Comme ses 330 000 compatriotes, Arnór Guðjohnsen est fier comme un coq quand il voit l'Euro réalisé par l'Islande. Avec un petit pincement au coeur supplémentaire pour son fiston Eiður, la légende devenue remplaçant de luxe et taulier du vestiaire. Entre souvenirs de son époque, os brisés et élection présidentielle dont tout le monde se fout, Arnór Guðjohnsen, ses 73 sélections et ses plus de vingt ans de football professionnel nous parlent d'une île en train de devenir folle.

Bonjour Arnór ! Alors, comme 10% des Islandais, tu es en France depuis le début de l'Euro ?

Non, je suis arrivé ce matin tôt à Nice pour aller au match ! J'ai eu une grosse opération en février dernier, aux cervicales. Mon système nerveux était touché, à cause d'un accident de voiture que j'ai eu il y a un an et demi. Je m'étais cassé cinq côtes, le genou... Et après tout ce temps, j'avais encore un problème avec mes cervicales. Donc je n'avais pas le droit de voyager, mais mon médecin vient de me donner le feu vert pour venir à Nice. Les choses vont mieux pour moi, même si j'ai encore beaucoup de travail de rééducation à faire.

L'Euro est quand même une belle raison pour se remettre à voyager ! À Nice, tu es avec l'équipe ou avec les fans Islandais ?

Ha oui ! (Rires) Et je pense que je vais rester avec les familles des joueurs, on est arrivés ensemble et on ne reste là bas que 24 heures. On repart dès le demain. Mais je reviendrai probablement si on passe en quart de finale.

Tu as joué à Bordeaux au début des années 90. Tu étais revenu en France depuis, ou ça sera la première fois ?

Ça va être la première fois. J'ai été à Monaco aussi, quand mon fils y jouait. Et une fois, lors d'une escale à Paris, je suis allé prendre mon café en ville entre mes deux avions. Mais j'y reviendrait peut être pour la finale !

« le moment où je suis devenu le plus fou, c'était pour le but contre le Portugal »

Tu as regardé les matchs de l'Islande avec attention, qu'est ce que tu as retenu ?

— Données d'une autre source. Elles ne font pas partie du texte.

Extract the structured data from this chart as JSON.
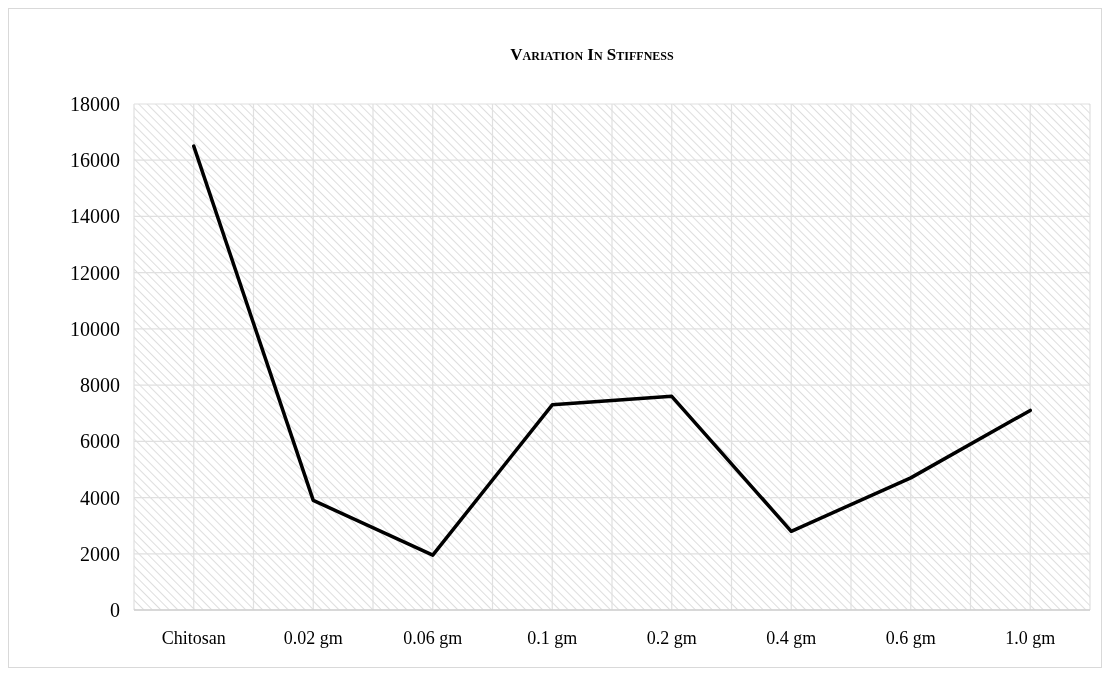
{
  "chart_data": {
    "type": "line",
    "title": "Variation In Stiffness",
    "categories": [
      "Chitosan",
      "0.02 gm",
      "0.06 gm",
      "0.1 gm",
      "0.2 gm",
      "0.4 gm",
      "0.6 gm",
      "1.0 gm"
    ],
    "series": [
      {
        "color": "#000000",
        "values": [
          16500,
          3900,
          1950,
          7300,
          7600,
          2800,
          4700,
          7100
        ]
      }
    ],
    "ylim": [
      0,
      18000
    ],
    "yticks": [
      0,
      2000,
      4000,
      6000,
      8000,
      10000,
      12000,
      14000,
      16000,
      18000
    ],
    "grid": true,
    "marker": "none",
    "line_style": "solid"
  }
}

J'étais satisfait des matchs. Contre le Portugal, ça se voyait qu'on faisait surtout attention à ne pas perdre. On s'en est plutôt bien tiré, et j'ai été moins emballé par le deuxième match, contre la Hongrie. On a joué trop défensivement, mais ça se comprend, il y avait beaucoup en jeu. Et contre l'Autriche, après 20 grosses premières minutes, puis on a aussi voulu tenir le résultat, on savait ce que ça représentait.